As a software developer, I must admit that I'm not thrilled when it comes to twiddling many knobs in order to make a software product work. I'm always in favor of choosing the typical configuration right out of the box, and trying to work with it. Only if I determine that the vanilla configuration won't cut it for me, would I roll up my sleeves and start twiddling the knobs (i.e. configuring the product).
Many promising products (mostly the ones coming from the open source community) unfortunatelly tend to adopt exactly the opposite approach. Products such as Jetspeed, for example, require you to devote days to learning how to even get it to start and display the simplest portal you've built. In other words, these products bear the signs of being developed by the propeller-heads for the propeller-heads (or, in more dignified terms, by the engineers for the engineers).
Since my time is precious (I get hired to developing applications, not to tweak the configuration files), I don't intend to waste it on playing with the knobs that come with the majority of such products. Imagine if every morning, in order to start your car, you're expected to go through a complicated ritual of rewiring and messing with the internals of your car's engine. That wouldn't be deemed very practical, wouldn't it?
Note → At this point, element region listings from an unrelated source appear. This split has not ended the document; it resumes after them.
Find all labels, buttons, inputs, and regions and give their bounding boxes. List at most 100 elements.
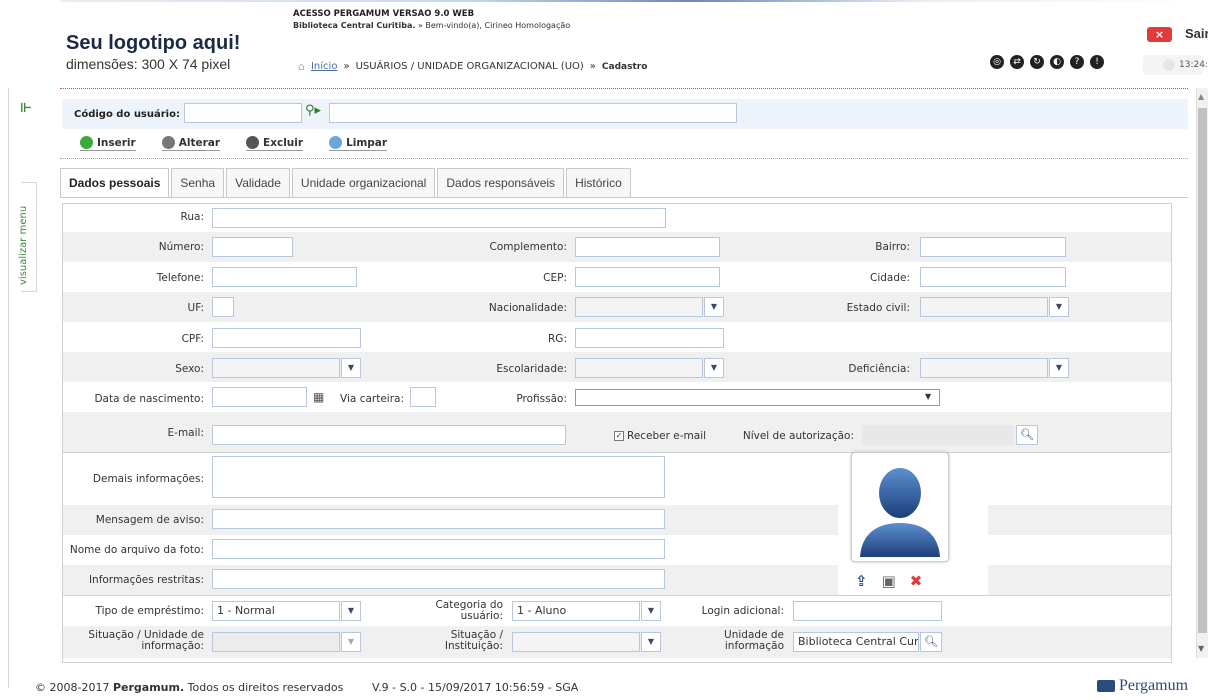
pergamum-logo: Pergamum	[1097, 677, 1188, 695]
globe-icon[interactable]: ◎	[990, 55, 1004, 69]
scroll-down-icon[interactable]: ▼	[1198, 644, 1204, 653]
district-input[interactable]	[920, 237, 1066, 257]
restricted-info-label: Informações restritas:	[88, 574, 204, 586]
tab-dados-responsaveis[interactable]: Dados responsáveis	[437, 168, 565, 198]
chevron-down-icon[interactable]: ▼	[341, 358, 361, 378]
divider	[60, 158, 1188, 159]
search-icon[interactable]: 🔍︎	[920, 632, 942, 652]
tab-historico[interactable]: Histórico	[566, 168, 631, 198]
user-photo	[851, 452, 949, 562]
chevron-down-icon[interactable]: ▼	[704, 358, 724, 378]
cep-input[interactable]	[575, 267, 720, 287]
nationality-select[interactable]	[575, 297, 703, 317]
info-unit-input[interactable]: Biblioteca Central Cur	[793, 632, 919, 652]
chevron-down-icon[interactable]: ▼	[341, 632, 361, 652]
insert-button[interactable]: Inserir	[80, 136, 136, 151]
camera-icon[interactable]: ▣	[882, 572, 896, 590]
scrollbar-thumb[interactable]	[1198, 108, 1207, 633]
logout-button[interactable]: Sair	[1185, 26, 1208, 41]
additional-login-input[interactable]	[793, 601, 942, 621]
calendar-icon[interactable]: ▦	[313, 390, 324, 404]
card-copy-input[interactable]	[410, 387, 436, 407]
chevron-down-icon[interactable]: ▼	[641, 601, 661, 621]
plus-icon	[80, 136, 93, 149]
chevron-down-icon[interactable]: ▼	[1049, 297, 1069, 317]
delete-button[interactable]: Excluir	[246, 136, 304, 151]
status-unit-select[interactable]	[212, 632, 340, 652]
street-input[interactable]	[212, 208, 666, 228]
user-name-input[interactable]	[329, 103, 737, 123]
complement-input[interactable]	[575, 237, 720, 257]
education-select[interactable]	[575, 358, 703, 378]
welcome-text: » Bem-vindo(a), Cirineo Homologação	[417, 21, 571, 30]
left-rail-border	[8, 88, 9, 688]
city-input[interactable]	[920, 267, 1066, 287]
photo-filename-input[interactable]	[212, 539, 665, 559]
delete-photo-icon[interactable]: ✖	[910, 572, 923, 590]
chevron-down-icon[interactable]: ▼	[704, 297, 724, 317]
status-institution-select[interactable]	[512, 632, 640, 652]
tab-dados-pessoais[interactable]: Dados pessoais	[60, 168, 170, 198]
user-code-label: Código do usuário:	[74, 109, 180, 120]
upload-icon[interactable]: ⇪	[855, 572, 868, 590]
action-bar: Inserir Alterar Excluir Limpar	[80, 136, 388, 151]
home-icon: ⌂	[298, 60, 305, 73]
birth-date-input[interactable]	[212, 387, 307, 407]
search-icon[interactable]: 🔍︎	[1016, 425, 1038, 445]
status-unit-label-line2: informação:	[141, 640, 204, 652]
refresh-icon[interactable]: ↻	[1030, 55, 1044, 69]
loan-type-select[interactable]: 1 - Normal	[212, 601, 340, 621]
alter-label: Alterar	[178, 136, 221, 149]
photo-actions: ⇪ ▣ ✖	[855, 572, 922, 590]
marital-status-label: Estado civil:	[846, 302, 910, 314]
rg-input[interactable]	[575, 328, 724, 348]
sex-select[interactable]	[212, 358, 340, 378]
breadcrumb: ⌂ Início » USUÁRIOS / UNIDADE ORGANIZACI…	[298, 60, 647, 73]
user-category-select[interactable]: 1 - Aluno	[512, 601, 640, 621]
alter-button[interactable]: Alterar	[161, 136, 221, 151]
warning-message-input[interactable]	[212, 509, 665, 529]
search-user-icon[interactable]: ⚲▸	[305, 103, 327, 123]
chevron-down-icon[interactable]: ▼	[925, 392, 931, 401]
alert-icon[interactable]: !	[1090, 55, 1104, 69]
street-label: Rua:	[180, 211, 204, 223]
city-label: Cidade:	[869, 272, 910, 284]
chevron-down-icon[interactable]: ▼	[1049, 358, 1069, 378]
tab-unidade-organizacional[interactable]: Unidade organizacional	[291, 168, 436, 198]
share-icon[interactable]: ⇄	[1010, 55, 1024, 69]
disability-select[interactable]	[920, 358, 1048, 378]
email-field[interactable]	[212, 425, 566, 445]
toolbar-icons: ◎ ⇄ ↻ ◐ ? !	[990, 55, 1104, 69]
pergamum-mark-icon	[1097, 680, 1115, 692]
info-icon[interactable]: ?	[1070, 55, 1084, 69]
scroll-up-icon[interactable]: ▲	[1198, 92, 1204, 101]
receive-email-checkbox[interactable]: ✓ Receber e-mail	[614, 430, 706, 442]
help-icon[interactable]: ◐	[1050, 55, 1064, 69]
insert-label: Inserir	[97, 136, 136, 149]
user-code-input[interactable]	[184, 103, 302, 123]
chevron-down-icon[interactable]: ▼	[641, 632, 661, 652]
copyright-years: © 2008-2017	[35, 681, 110, 694]
rg-label: RG:	[548, 333, 567, 345]
tab-validade[interactable]: Validade	[226, 168, 290, 198]
breadcrumb-home-link[interactable]: Início	[311, 61, 337, 72]
chevron-down-icon[interactable]: ▼	[341, 601, 361, 621]
library-welcome: Biblioteca Central Curitiba. » Bem-vindo…	[293, 21, 570, 30]
expand-menu-icon[interactable]: ⊩	[20, 101, 32, 116]
logout-icon[interactable]: ×	[1147, 27, 1172, 42]
other-info-textarea[interactable]	[212, 456, 665, 498]
authorization-level-input[interactable]	[862, 425, 1014, 445]
cep-label: CEP:	[543, 272, 567, 284]
phone-input[interactable]	[212, 267, 357, 287]
profession-select[interactable]	[575, 389, 940, 406]
number-input[interactable]	[212, 237, 293, 257]
additional-login-label: Login adicional:	[701, 605, 784, 617]
state-input[interactable]	[212, 297, 234, 317]
sex-label: Sexo:	[175, 363, 204, 375]
cpf-input[interactable]	[212, 328, 361, 348]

Besides, it would definitelly not boost the car sales overall.
But for some reason, when it comes to software products, such complications are deemed almost desirable.
Anyhow, my question is this: how intuitive is it to install and set JBoss up? Do I need to turn it into a career, or can I expect to have it up and running (and serving the apps) in one afternoon?
I always like to compare a product, such as Resin web server, to some other less friendly products. Resin comes with only one configuration file (resin.conf), which is very straightforward, as opposed to dozens of config files that come bundled with open source products such as Turbine (just to give an example off the top of my head). To me, Turbine is a very hostile product, as it expects me to remember to visit all those fractured XML files and edit them. It is very taxing on my short term memory, which is why I've decided to ditch it after spending some hellish time with it.
Can I expect JBoss to be more friendly and understanding towards my limited free time and short term memory? What's your experiences?